Investment opportunities in private equity are thin on the ground, argued Sandra Robertson, chief investment officer and chief executive of the UK’s £3 billion ($4.3 billion) Oxford University Endowment Management (OUEM), which manages assets on behalf of 32 investors, including the University of Oxford, 25 colleges and six associated charitable trusts.
“There are pockets of opportunity,” Robertson said, speaking at a panel discussion during the Fiduciary Investors Symposium at the university. “But there is a huge amount of capital chasing everything, all around the world. There are no barriers to entry, anyone can raise a fund. Investors are also allocating because they have made good returns in the past and are making that assumption going forward.”
Robertson also noted that access to the best fund managers is difficult because the top-quartile general partners tend to handpick their investors and limit their fund size.
Success in private markets also depends on having a meaningful allocation, something she said some funds lack.
“Having 5 per cent to 7 per cent to alternatives is meaningless because of the fees,” she said. “I don’t have a magic number but it’s not worth dipping a toe in.” OUEM has a 24.5 per cent allocation to private equity that it has built up over the last 10 years. It invests directly in funds and has about 15 general partner relationships, Robertson said.
At Canada’s OPTrust, which manages C$20 billion ($15.9 billion) in assets for 87,000 former and current public-service employees in the province of Ontario, success in private markets depends on robust relationships and alignment, said Morgan McCormick, OPTrust managing director of private markets and head of Europe. The fund, which invests directly in infrastructure, and via funds and co-investment in private equity, also links its success to a 20-strong internal team. This in-house ability has enabled OPTrust to embark on co-investment, which has brought down fees, McCormick said. This also means the fund can increasingly negotiate deal by deal. The team’s ability to work “on the ground” and navigate different geographies is also important in private markets. OPTrust has offices in Canada, the UK and Australia.
Investor enthusiasm for private equity has remained blighted by high fees and a lack of transparency, argued Ludovic Phalippou, associate professor of finance in the Saïd Business School at Oxford University. He pointed to the recent decision by the Norwegian Government to continue to bar its $1 trillion sovereign wealth fund from private equity, despite the fund’s wishes and the recommendation of a government-appointed expert group, as proof that the asset class still had opacity and cost problems.
“Norway is not comfortable with the model,” Phalippou said. “It is in the best interests of fund managers to fix the model, improve transparency and create cleaner contracts, as this creates a sustainable asset class.”

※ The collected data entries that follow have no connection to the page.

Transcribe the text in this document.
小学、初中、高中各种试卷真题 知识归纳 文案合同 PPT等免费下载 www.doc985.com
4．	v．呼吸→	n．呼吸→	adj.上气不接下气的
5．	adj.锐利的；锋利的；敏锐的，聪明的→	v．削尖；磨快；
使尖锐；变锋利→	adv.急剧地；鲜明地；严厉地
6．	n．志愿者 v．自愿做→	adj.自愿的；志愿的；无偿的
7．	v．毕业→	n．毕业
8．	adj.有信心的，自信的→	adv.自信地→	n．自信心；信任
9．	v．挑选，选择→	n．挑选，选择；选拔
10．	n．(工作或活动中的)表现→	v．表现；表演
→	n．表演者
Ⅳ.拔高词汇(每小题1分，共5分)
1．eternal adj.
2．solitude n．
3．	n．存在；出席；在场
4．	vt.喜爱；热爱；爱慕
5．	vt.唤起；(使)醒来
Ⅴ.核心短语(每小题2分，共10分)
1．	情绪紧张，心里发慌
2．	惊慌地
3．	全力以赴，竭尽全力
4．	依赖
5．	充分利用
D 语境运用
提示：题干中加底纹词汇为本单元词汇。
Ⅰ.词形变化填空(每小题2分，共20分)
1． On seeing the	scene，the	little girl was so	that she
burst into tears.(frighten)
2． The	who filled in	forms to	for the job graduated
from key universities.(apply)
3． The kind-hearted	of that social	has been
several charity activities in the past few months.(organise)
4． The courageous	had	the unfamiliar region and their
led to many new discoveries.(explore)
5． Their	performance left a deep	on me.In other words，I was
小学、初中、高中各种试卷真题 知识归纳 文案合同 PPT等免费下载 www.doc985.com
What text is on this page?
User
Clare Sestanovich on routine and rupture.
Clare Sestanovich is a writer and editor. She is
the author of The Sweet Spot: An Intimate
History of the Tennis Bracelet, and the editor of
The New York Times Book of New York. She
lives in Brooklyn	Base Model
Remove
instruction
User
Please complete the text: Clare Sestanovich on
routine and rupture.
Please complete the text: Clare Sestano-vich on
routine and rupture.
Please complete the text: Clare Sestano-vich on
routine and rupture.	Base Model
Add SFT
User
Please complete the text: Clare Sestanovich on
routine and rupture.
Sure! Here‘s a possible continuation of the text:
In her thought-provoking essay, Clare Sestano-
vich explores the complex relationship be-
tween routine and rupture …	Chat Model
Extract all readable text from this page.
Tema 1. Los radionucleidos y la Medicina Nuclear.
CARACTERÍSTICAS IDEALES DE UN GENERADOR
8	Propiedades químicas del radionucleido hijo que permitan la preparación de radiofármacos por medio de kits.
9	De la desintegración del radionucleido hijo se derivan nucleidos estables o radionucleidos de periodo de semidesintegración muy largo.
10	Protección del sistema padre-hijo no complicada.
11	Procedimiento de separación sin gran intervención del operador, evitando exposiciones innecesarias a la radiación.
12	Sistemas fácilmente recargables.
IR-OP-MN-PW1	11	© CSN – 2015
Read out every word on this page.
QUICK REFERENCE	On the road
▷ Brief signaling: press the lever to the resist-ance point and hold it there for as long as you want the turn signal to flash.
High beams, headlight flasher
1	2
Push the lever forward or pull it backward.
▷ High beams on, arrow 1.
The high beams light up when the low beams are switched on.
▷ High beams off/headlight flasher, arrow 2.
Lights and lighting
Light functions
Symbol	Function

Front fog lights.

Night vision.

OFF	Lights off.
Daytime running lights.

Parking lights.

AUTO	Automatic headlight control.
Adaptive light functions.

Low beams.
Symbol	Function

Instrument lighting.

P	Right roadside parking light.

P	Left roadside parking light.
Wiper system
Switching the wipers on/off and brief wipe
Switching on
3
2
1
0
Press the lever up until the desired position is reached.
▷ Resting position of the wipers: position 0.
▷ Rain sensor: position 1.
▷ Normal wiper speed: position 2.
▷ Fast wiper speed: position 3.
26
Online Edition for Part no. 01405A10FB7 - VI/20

Despite the challenges, Nalaka De Silva, private markets investment specialist at Aberdeen Standard Investments argued private markets would play an increasingly important role in asset allocation because of the diversity and return these allocations bring. He said investors in public markets were frustrated by an increasing number of companies not making it to the initial public offering stage. Moreover, private-market investment in infrastructure and young companies is an important driver of economic growth. He said a swathe of European regulation, such as the Markets in Financial Instruments Directive, would make investment in private markets more transparent and “level the playing field”, but could also curtail management of private assets and make it even harder to invest with top-tier managers.